I stopped and turned around. Jake got up and walked toward me, opening his overcoat. With a sardonic smile, he reached into his inside pocket and produced a brown paper bag and held it out. As I took it, I could feel a dense object inside. My Smith and Wesson .45.
“Thank you large, Jake.”
“No sweat. It’s just that I like to bet on the winner. I figured that if you have to stay mixed up in this, you could use some heat. Seems like somebody wants to do you some harm. I like to think that the bad guy will go down when it’s all said and done.”

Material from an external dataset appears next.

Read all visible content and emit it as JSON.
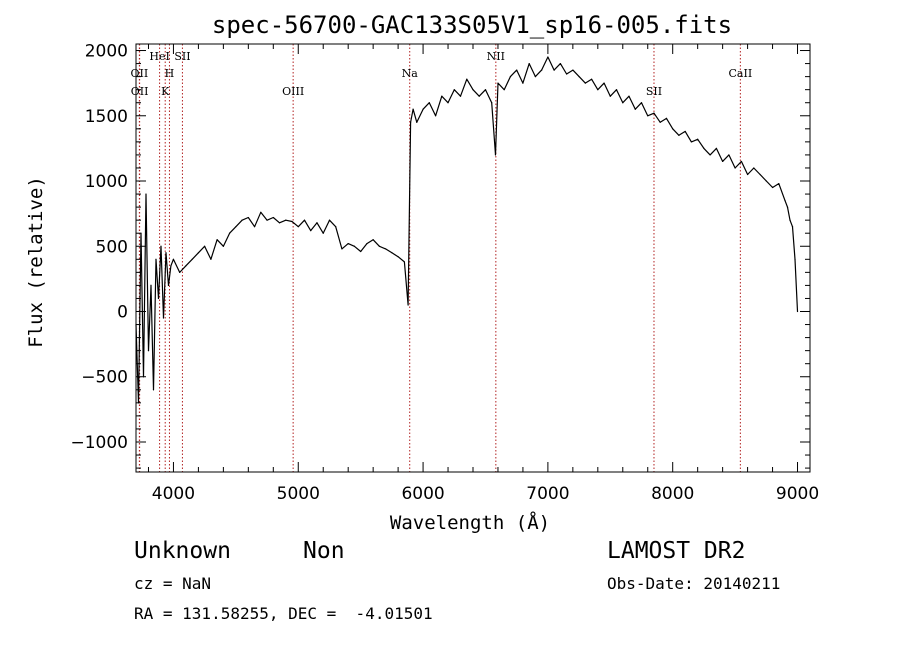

I nodded without speaking. He lowered his voice so that only I could hear.
“Just one more thing. Try not to shoot any more cops. And good luck finding Itchy.”
“Actually, I have someone to go see first.”
“Wouldn’t be the wandering daughter, would it now?”
I turned silently and slid out into the muck.
The girl in the red raincoat was gone, but the sloppy weather had worsened. I stood for a second and watched the gray water run down the gutter and into the sewer grate. My hand played restlessly with my car keys. Why exactly did I want to go see Lena? Did I need to? Was Jake right? Was I beginning to care for her? All of these questions swirled around in my mind. The answer was probably yes, I decided. Which couldn’t possibly work out well.
I got into my Buick and reached up and twisted the mirror so I could see my face. “Roland, whatever will we do with you?” I asked. But the face didn’t answer. With a sigh, I readjusted he rearview mirror, then started the engine and drove off toward Sumiton, and Lena’s place.
Traffic in the opposite lanes was backed up all the way past downtown; a series of fender benders had made the highway into a long glowing snake with thousands of white, red, and yellow eyes. The snake glistened in the rain, its coils disappearing into infinity.
Lena met me at the door with a warm smile, which warmed my frozen heart immensely. I was pleased to see that she was packing in preparation for moving to her friend’s house. Steve had apparently not returned since his dramatic exit the previous evening.